Le cercle des neiges (La sociedad de la nieve) – Juan Antonio Bayona – 2024

12. Le cercle des neiges - La sociedad de la nieve - Juan Antonio Bayona - 2024Les héros sont immortels.

   6.0   Aussi talentueux est-il pour mettre en scène la catastrophe, sa façon de relier l’intime et le spectacle, le réalisme et le romanesque, il y a chez Bayona (au moins dans The Impossible et celui-ci) une propension à la manipulation qui me pose question.
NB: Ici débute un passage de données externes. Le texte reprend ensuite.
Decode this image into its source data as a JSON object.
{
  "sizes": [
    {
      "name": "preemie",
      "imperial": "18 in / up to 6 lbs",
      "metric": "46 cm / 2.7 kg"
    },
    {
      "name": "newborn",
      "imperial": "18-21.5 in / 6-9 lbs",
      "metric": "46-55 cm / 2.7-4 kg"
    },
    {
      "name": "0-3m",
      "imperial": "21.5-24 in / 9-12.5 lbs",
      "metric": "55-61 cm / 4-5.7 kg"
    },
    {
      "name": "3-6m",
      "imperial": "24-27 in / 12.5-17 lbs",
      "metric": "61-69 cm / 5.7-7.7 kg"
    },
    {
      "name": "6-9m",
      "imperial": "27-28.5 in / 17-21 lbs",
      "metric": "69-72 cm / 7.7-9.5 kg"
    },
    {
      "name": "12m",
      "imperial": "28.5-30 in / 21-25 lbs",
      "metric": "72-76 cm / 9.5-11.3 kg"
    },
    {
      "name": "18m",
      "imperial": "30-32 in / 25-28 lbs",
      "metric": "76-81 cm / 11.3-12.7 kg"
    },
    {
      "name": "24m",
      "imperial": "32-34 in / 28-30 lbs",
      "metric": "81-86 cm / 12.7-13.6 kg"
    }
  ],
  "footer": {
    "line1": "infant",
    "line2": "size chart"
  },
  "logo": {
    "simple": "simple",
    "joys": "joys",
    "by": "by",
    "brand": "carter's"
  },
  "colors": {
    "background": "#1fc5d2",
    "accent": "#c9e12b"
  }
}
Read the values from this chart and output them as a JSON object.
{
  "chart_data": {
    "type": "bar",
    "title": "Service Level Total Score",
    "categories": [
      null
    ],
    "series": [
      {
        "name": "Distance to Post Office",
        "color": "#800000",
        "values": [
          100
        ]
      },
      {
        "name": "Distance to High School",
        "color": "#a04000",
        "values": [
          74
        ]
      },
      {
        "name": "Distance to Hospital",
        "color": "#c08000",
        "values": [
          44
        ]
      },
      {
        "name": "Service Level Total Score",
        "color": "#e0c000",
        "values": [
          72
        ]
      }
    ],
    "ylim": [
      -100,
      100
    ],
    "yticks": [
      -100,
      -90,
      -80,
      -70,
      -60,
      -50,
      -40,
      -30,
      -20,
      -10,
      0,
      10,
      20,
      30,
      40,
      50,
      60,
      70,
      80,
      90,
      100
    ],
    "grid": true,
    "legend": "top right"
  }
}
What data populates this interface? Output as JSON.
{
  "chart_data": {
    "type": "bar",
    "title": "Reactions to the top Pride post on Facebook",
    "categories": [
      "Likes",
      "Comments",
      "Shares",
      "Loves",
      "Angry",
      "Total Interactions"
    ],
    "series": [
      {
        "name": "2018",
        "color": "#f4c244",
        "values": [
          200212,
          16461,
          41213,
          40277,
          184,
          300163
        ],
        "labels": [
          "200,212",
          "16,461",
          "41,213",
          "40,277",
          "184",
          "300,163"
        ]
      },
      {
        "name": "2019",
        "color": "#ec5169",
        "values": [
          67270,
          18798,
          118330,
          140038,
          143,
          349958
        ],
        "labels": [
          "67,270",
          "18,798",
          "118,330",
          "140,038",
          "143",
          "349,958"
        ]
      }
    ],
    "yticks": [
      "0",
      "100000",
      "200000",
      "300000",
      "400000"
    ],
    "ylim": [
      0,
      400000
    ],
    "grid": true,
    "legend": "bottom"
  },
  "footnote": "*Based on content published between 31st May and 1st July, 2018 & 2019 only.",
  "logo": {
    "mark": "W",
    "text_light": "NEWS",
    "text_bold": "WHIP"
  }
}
     Bayona scande – dans son film, mais aussi en interview – sa volonté de réalisme, de coller davantage au réel, dont il serait légitime puisqu’il aurait épluché toutes les recherches liées au fameux crash du Vol 571, se serait entretenu avec des survivants. Très bien. Or on constate que ce réalisme n’est pas exempt de pompiérisme.

     L’exemple le plus flagrant se situe bien entendu dans ce choix de narration : c’est la voix (off) de Numa Turcatti (personnage absent du film de Frank Marshall, Les survivants, ou figurant, ce qui revient au même) qui nous guide. Il ne fait donc aucun doute qu’il a survécu. Or, pas du tout. Il meurt, au mitan du film grosso modo. Son corps participera à la réussite de l’ultime expédition. Si le sujet se situe ici pour Bayona (raconter cette fois l’héroïsme (du corps) des morts et moins celui des survivants) le récit lui se plante à trop vouloir jouer la carte de la malhonnêteté. J’aime qu’on joue franc jeu, moi. Qu’il fasse partie des victimes mais qu’il soit choisi en tant que conteur, très bien, mais il faut qu’on soit clair dès le départ.

     Je retrouve donc le Bayona manipulateur qui m’avait tant agacé dans The impossible, qui cumulait les artifices de ce genre : survivra, survivra pas, disparition, réapparition, deuil, retrouvaille. Quel intérêt de jouer sur cette corde là quand on a un matériau si riche, solide et puissant que les histoires vraies d’un tsunami ou un crash d’avion ? Dans Titanic, je sais d’emblée que le bateau va couler, que Rose va survivre, que Jack vraisemblablement va mourir. Et pourtant j’oublie tout car le film m’embarque, me fait oublier le réel : la fiction a gagné. Cameron joue mais ne triche pas. Bayona triche et ment. C’est mon premier imposant grief.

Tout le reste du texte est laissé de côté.